Rohit Jaiswar of ComicBook.com noted that four of the six nominees for Best New Series included darker themes, particularly Clevatess and The Summer Hikaru Died. He also discussed Gachiakuta, with its themes of abuse and revenge, and Takopi's Original Sin, which contains bullying, depression, and suicide.

=== Winners ===
My Hero Academia winning Anime of the Year for its eighth and final season caused celebrations by news outlets and fans, as it capped off a ten-year series' run during the anime's tenth anniversary. Hannah Diffey and Joshua Fox of Screen Rant felt that the award was well-deserved, praising its animation and writing.
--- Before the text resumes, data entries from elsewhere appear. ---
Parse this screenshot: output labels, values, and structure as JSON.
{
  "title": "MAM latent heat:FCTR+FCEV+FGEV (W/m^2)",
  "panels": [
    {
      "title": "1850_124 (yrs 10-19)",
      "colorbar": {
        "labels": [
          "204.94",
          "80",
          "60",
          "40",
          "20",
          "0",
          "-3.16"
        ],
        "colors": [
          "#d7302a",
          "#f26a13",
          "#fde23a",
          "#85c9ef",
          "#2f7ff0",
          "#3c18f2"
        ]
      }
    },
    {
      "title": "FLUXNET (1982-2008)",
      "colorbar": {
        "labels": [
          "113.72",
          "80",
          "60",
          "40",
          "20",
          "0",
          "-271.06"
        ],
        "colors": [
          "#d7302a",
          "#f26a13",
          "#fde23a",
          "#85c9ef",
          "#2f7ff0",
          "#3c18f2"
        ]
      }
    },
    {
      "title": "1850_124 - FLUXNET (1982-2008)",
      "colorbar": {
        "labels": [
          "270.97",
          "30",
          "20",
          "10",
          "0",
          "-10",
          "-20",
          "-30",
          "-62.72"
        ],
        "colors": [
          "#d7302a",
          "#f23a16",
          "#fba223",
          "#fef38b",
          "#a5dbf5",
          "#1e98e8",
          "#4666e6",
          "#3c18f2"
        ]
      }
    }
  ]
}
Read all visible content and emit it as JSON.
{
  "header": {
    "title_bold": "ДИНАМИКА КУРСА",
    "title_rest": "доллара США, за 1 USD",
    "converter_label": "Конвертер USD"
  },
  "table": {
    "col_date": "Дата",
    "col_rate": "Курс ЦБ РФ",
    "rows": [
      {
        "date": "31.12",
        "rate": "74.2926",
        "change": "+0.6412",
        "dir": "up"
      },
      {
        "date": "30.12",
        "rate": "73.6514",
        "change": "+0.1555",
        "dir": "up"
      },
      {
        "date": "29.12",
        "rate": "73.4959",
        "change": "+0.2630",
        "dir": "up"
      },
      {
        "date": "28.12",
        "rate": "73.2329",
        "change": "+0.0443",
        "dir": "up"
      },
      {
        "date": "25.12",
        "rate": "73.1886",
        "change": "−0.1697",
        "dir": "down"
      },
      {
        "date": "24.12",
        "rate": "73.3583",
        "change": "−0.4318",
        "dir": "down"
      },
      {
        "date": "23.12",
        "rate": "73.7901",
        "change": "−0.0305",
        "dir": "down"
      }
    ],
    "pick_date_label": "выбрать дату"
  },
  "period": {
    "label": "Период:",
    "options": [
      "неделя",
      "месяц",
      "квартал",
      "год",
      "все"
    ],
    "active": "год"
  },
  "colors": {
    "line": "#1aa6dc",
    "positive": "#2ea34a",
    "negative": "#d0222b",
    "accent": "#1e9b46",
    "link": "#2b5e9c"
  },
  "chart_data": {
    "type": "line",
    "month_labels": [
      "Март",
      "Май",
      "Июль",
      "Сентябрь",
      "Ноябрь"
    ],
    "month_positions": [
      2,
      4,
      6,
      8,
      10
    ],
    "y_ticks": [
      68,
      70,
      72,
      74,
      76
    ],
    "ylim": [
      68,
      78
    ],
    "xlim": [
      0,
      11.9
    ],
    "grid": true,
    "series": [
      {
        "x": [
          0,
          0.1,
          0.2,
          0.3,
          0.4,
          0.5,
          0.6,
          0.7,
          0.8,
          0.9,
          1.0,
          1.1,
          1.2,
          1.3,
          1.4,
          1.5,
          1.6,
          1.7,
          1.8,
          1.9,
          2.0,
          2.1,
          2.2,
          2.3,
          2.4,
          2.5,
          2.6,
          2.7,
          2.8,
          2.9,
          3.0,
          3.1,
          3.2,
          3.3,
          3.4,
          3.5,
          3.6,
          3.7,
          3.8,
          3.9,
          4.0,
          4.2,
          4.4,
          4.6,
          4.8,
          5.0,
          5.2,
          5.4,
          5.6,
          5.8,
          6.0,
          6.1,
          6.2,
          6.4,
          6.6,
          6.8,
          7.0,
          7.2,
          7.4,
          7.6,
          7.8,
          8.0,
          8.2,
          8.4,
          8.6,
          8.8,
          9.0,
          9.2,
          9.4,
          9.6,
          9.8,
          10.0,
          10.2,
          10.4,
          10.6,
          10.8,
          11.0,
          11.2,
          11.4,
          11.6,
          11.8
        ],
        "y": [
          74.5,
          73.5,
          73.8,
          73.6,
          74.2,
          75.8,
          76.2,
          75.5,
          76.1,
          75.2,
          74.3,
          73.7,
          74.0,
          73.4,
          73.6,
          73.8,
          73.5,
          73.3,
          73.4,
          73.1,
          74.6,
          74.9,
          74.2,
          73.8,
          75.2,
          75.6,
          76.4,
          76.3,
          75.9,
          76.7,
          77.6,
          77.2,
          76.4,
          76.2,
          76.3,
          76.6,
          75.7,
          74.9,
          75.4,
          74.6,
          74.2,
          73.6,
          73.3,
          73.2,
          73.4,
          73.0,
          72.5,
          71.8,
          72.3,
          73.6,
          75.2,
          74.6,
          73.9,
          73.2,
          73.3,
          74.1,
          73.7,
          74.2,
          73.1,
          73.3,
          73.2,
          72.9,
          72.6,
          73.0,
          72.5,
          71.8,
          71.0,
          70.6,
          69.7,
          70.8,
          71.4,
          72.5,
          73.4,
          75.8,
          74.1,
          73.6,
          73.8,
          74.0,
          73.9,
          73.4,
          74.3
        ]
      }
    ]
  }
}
They described it as a "full-circle" moment for the studio Bones Film. Rohit Jaiswar of ComicBook.com wrote that "its victory was not only well-deserved but also a celebration of a true shōnen anime experience that may never be replicated by the new generation".

Some critics felt other anime series worthy of recognition were "overlooked" in favor of popular shows. Ryan Epps of Polygon argued that Apocalypse Hotel, City the Animation, and Orb: On the Movements of the Earth should have won Best Original Anime, Best Comedy, and Best Drama, respectively, due to the impact that they have had. Joshua Fox of Screen Rant felt that City the Animation, The Summer Hikaru Died, and Takopi's Original Sin should have won an award due to the positive reception they received upon release.

=== Exclusion of Japanese audiences ===
In May 2026, during a conference held by the Association of Japanese Animations, Production I.G and Wit Studio president George Wada suggested a "Japanese Anime Awards". Wired Japan described the Crunchyroll Anime Awards as a "strange structural contradiction", in that the ceremony takes place in Japan and involves Japanese media but excludes the Japanese audience due to the service being geoblocked in the country. They also noted that "foreign" news outlets were given preferential treatment over Japanese news outlets. In response on July 4, during the Production I.G and Wit Studio's industry panel held at Anime Expo, Wada announced a new award show called Tokyo Anime Next, which is set to take place from October 30 to November 2, 2026.